Federal Reserve Bank of Cleveland President Loretta Mester echoed Yellen’s view that growth will slow down, saying that threat of a U.S. recession is increasing.
“The recession risks are going up partly because monetary policy could have pivoted a little bit earlier than it did,” she said on Sunday on CBS’ “Face the Nation,” referring to criticism that the Fed failed to raise rates at the first signs of runaway inflation late last year.
Mester sees it taking several years for the year-on-year headline inflation rate to return close to the Fed’s 2% goal.
Soaring prices are hurting Americans and an economic downturn by the start of 2024, barely even on the radar just a few months ago, is now close to a 3-in-4 probability, according to the latest estimates by Bloomberg Economics.
Brian Deese, director of Biden’s National Economic Council, painted a rosier picture of the economy than Yellen and what Fed officials are saying. Deese referred to “independent forecasters” who “see inflation beginning to moderate over the course of this year.”
He also expressed hope that congressional passage of a bill that would lower the cost of prescription drugs, offer tax incentives for energy and other measures will take the pressure off of household finances.

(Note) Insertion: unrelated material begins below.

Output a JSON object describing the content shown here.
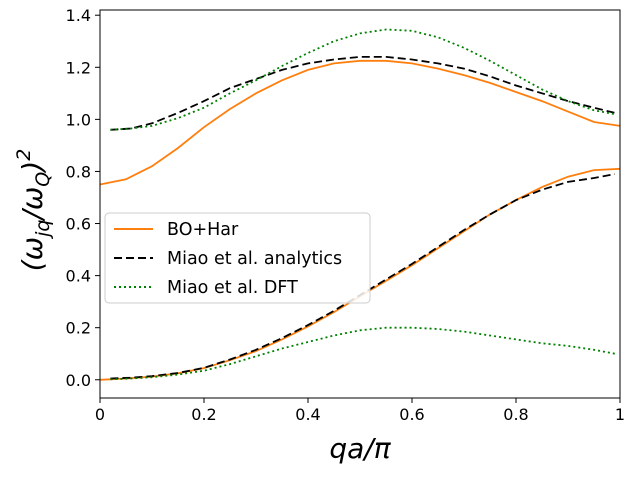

Yellen said a gasoline tax holiday is “worth considering” if it could help consumers weather inflation.
“We have real strengths in this economy,” Deese said on CBS, citing high household savings and a jobless rate of 3.6%. He says the administration seeks to bring down inflation in a way “where we don’t have to give up all of those economic gains.”
Still, the Fed on Wednesday forecast that a key price index would only increase in coming months, leading to the distinct possibility of another jumbo three-quarter percentage point increase in July.
Higher interest rates are seen driving unemployment to 4.5%, according to one Fed official.